Pulling from news reports and federal data sources, a team of researchers predicted that between 10 and 25 percent of students in the most marginalized populations have completely missed out on learning for the past ten months.
As schools reopened this past fall during the pandemic, some of the largest school districts in the nation, including Detroit, Philadelphia and New York saw an unprecedented decrease in student enrollment.
According to data compiled by Education Week, most states are dealing with a wide array of approaches to reopening schools in an attempt to return to in-person learning. The big takeaway: Most schools are in minority communities with high rates of the virus.
The delays in-school re-openings and ever-changing schedules have been frustrating to parents and students with limited resources and access, consequently in a study conducted by “60 Minutes” 240,000 students in 78 of the nation’s largest school districts have not returned to school. In Florida alone, 87,000 students are missing from enrollment lists statewide since the 2020-2021 school year began.
“They’re not coming in and not logging on, so we wonder where did they go,” said one concerned educator. “We know that just one percent of our most marginalized kids not coming to school might not seem like a lot in any one district, and many districts might not even be keeping careful count, but that’s more than 230 schools’ worth of children across the country — and we think that’s a big deal,” said Hailly T.N. Korman, a senior associate partner at Bellwether Education Partners , a Washington-based non-profit
No one is keeping track of how many kids nationwide are not in school because of the pandemic, but the two largest teachers unions in the country – the National Education Association and the American Federation of Teachers told “60 Mintues” staff that their members have seen significant drops in student attendance, especially in minority and disadvantaged communities without access to computers and the internet for online learning.
Kiara Bogle is a Hillsborough County senior. For months, Kiara was one of those thousands of unaccounted-for students.
“It’s kind of hard,” explained Bogle. The ambitious high-schooler says her family was impacted by the pandemic. When schools went virtual, she moved in with her grandmother.
“Without a laptop, I didn’t have one at the time. So, I had to do my school work on my phone. So, it was kind of difficult to really get on and do all of that at the same time with everything,” Bogle explained to Jennifer Titus.
President Biden’s call on Congress to pass a relief bill that includes an additional $130 billion in aid for schools to help deal with the COVID crisis, debates about how schools should respond to the pandemic are likely to continue. The issues emerging regarding the “new normal” for school and education, one of the biggest issues is the impact of tracking these children in virtual and in-person learning environments. Where are the children?
“It’s just a matter of slowly chipping away and finding whose moved or whose maybe living with another family. Because the economic issues have impacted our families and they have moved in with other families or relatives,” said one Florida social worker charged with locating absent kids..
According to data compiled by Education Week, most states are dealing with a wide array of approaches to reopening schools in an attempt to return to in-person learning. The big takeaway: Most schools are in communities with high rates of the virus. Under the new recommendations, they would not be able to bring all of their students back to campuses full-time.

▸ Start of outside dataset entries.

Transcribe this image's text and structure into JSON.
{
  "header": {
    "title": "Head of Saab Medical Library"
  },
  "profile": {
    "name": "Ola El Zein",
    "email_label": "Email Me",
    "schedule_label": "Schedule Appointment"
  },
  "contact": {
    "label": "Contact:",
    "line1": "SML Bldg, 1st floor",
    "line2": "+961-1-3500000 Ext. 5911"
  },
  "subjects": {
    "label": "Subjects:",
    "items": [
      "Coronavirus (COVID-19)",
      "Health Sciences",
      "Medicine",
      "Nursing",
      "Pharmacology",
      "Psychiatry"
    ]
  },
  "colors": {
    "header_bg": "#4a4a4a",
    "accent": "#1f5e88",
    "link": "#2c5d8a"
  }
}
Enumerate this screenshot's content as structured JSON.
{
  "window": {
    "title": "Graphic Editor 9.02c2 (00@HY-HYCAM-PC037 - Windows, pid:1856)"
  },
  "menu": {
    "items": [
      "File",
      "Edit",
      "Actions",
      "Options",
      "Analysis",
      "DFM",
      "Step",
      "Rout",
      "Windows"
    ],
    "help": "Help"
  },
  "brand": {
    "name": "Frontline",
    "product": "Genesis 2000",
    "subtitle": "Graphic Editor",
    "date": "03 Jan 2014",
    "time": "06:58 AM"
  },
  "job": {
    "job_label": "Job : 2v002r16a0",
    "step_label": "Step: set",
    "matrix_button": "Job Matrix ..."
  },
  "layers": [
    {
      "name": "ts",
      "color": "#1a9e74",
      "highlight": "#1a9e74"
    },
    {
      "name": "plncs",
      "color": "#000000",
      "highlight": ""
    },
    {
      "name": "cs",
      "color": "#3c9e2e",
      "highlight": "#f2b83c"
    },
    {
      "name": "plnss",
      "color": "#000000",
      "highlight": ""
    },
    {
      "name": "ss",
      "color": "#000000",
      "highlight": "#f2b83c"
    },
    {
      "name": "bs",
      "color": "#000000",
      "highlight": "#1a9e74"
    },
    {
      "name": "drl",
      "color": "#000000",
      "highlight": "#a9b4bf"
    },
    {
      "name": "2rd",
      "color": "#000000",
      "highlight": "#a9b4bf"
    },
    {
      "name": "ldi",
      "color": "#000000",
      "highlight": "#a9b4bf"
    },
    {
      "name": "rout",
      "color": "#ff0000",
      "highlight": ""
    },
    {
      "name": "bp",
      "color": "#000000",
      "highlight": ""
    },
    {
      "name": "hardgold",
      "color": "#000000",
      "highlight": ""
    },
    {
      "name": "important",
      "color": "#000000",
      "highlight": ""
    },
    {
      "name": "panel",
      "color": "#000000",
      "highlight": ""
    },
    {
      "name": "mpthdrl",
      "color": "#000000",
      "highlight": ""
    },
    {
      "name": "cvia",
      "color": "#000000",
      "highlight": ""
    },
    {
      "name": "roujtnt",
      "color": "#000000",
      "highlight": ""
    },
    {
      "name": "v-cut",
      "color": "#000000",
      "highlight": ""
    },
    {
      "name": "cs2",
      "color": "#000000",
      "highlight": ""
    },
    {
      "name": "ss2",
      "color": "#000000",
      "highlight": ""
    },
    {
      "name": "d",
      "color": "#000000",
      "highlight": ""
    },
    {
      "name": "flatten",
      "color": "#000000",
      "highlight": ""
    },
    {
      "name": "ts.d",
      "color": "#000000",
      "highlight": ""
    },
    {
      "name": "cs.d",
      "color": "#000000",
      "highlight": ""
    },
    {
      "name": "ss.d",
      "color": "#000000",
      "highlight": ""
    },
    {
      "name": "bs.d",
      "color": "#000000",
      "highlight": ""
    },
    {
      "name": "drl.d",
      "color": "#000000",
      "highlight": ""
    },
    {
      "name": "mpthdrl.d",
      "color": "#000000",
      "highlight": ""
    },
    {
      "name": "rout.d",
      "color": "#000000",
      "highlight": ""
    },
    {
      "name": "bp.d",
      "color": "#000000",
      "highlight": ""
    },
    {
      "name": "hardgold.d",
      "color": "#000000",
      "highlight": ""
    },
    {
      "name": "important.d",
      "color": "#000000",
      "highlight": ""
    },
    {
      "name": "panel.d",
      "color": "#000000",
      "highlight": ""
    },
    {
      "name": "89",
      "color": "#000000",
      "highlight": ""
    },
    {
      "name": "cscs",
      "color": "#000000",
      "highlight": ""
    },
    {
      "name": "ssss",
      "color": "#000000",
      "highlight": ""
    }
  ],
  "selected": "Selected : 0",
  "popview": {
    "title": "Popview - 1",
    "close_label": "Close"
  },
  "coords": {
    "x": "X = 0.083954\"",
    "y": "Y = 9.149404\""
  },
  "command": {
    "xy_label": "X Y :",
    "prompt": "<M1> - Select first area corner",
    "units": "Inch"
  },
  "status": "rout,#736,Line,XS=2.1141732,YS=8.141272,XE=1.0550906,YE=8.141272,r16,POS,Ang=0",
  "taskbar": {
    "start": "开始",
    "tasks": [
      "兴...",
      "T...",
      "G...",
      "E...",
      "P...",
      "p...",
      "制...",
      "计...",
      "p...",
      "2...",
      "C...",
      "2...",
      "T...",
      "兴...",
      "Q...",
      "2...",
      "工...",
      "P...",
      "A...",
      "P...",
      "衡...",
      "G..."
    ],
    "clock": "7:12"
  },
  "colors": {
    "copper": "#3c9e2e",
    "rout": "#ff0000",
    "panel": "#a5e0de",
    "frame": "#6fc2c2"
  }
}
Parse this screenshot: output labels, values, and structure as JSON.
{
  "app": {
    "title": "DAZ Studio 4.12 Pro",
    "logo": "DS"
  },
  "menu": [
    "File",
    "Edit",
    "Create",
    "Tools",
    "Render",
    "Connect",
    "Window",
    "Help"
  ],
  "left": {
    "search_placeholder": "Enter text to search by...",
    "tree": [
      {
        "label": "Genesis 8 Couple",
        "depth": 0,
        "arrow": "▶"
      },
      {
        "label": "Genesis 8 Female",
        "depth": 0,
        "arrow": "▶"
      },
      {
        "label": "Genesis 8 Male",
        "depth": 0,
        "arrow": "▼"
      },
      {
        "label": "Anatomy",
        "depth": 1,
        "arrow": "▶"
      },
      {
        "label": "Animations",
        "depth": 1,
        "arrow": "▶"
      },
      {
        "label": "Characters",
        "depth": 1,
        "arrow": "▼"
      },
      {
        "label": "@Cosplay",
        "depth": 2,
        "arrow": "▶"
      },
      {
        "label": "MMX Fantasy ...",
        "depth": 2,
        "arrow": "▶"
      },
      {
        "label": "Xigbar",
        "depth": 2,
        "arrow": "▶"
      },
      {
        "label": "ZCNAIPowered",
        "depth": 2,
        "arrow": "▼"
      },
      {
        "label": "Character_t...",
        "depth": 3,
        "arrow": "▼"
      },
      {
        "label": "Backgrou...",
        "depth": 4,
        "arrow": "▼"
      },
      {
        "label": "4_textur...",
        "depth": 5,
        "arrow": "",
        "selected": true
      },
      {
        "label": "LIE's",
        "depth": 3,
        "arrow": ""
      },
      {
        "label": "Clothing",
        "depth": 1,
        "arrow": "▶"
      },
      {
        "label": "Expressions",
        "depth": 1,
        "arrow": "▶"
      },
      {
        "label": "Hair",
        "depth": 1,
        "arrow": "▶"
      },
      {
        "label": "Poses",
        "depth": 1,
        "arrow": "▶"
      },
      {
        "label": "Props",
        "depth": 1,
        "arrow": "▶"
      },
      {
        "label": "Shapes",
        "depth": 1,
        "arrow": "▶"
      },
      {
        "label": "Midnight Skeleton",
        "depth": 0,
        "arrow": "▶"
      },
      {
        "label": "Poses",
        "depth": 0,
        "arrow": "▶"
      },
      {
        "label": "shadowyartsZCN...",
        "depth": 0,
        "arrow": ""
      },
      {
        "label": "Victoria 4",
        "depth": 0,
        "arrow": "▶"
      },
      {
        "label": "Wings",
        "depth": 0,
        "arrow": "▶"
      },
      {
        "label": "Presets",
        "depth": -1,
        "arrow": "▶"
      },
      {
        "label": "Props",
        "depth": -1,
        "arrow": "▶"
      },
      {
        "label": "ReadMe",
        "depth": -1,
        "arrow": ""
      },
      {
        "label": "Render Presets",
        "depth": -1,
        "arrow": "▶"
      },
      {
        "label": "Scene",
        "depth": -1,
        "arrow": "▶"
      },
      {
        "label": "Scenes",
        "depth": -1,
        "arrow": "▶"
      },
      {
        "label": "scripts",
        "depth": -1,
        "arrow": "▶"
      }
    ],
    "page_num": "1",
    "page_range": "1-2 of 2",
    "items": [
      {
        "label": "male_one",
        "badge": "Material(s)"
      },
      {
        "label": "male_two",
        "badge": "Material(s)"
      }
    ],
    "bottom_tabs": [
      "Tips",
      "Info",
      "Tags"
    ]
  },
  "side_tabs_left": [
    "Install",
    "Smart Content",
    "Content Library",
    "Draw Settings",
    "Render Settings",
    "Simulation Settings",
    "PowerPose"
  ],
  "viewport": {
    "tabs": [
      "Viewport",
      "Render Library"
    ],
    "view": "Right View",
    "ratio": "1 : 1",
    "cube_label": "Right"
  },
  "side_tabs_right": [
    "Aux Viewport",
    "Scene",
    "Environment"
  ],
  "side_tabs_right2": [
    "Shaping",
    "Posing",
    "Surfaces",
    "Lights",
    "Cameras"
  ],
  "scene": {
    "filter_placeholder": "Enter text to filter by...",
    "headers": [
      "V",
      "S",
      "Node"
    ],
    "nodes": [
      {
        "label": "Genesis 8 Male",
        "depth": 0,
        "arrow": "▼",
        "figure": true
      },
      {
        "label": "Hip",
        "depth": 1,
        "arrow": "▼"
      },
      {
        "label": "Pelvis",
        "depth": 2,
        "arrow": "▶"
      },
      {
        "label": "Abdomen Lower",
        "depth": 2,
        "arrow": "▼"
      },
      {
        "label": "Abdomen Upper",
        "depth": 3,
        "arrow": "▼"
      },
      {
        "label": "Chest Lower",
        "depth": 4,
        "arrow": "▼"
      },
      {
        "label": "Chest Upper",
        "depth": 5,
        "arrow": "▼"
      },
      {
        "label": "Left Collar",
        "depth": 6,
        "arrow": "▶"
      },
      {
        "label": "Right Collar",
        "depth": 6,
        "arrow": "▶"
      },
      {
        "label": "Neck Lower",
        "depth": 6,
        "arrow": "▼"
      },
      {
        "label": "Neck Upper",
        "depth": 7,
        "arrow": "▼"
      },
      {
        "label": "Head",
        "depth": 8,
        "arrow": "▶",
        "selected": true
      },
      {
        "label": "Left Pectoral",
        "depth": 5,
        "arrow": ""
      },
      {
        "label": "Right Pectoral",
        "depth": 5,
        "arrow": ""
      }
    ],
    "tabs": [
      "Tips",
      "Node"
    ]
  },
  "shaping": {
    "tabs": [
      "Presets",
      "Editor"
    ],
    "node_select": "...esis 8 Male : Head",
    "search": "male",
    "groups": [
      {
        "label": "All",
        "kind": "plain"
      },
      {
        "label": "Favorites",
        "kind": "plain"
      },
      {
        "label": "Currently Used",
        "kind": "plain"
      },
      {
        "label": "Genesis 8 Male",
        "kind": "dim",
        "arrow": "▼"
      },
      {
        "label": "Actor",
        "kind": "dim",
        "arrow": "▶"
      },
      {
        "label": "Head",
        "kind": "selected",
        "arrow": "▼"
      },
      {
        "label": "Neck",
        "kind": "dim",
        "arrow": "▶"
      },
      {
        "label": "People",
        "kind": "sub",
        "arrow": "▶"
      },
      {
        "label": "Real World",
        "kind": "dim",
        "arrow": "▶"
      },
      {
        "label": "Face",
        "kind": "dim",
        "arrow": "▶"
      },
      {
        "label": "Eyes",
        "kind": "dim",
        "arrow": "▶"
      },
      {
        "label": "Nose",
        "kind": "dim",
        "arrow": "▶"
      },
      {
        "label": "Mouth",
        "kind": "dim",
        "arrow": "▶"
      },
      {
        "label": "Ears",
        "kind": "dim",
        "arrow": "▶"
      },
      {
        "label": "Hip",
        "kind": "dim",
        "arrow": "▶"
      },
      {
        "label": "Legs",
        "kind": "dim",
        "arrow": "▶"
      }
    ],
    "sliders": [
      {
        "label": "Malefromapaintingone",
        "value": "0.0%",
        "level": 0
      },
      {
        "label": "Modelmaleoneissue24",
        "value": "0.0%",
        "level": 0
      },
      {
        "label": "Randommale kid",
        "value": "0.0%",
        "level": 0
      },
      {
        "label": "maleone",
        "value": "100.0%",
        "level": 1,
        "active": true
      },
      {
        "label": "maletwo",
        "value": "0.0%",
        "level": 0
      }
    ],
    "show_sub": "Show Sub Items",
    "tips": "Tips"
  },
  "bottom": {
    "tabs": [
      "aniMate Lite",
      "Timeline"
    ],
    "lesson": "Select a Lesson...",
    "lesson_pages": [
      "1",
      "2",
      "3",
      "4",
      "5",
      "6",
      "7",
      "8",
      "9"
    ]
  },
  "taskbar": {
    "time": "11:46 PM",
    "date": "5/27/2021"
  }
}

President Biden’s call on Congress to pass a relief bill that includes an additional $130 billion in aid for schools to help deal with the COVID crisis, debates about how schools should respond to the pandemic are likely to continue. The issues emerging regarding the “new normal” for school and education, one of the biggest issues remains the impact of diminished learning opportunities for children in virtual and in-person learning environments. But the larger and more critical issue is still – where are the children?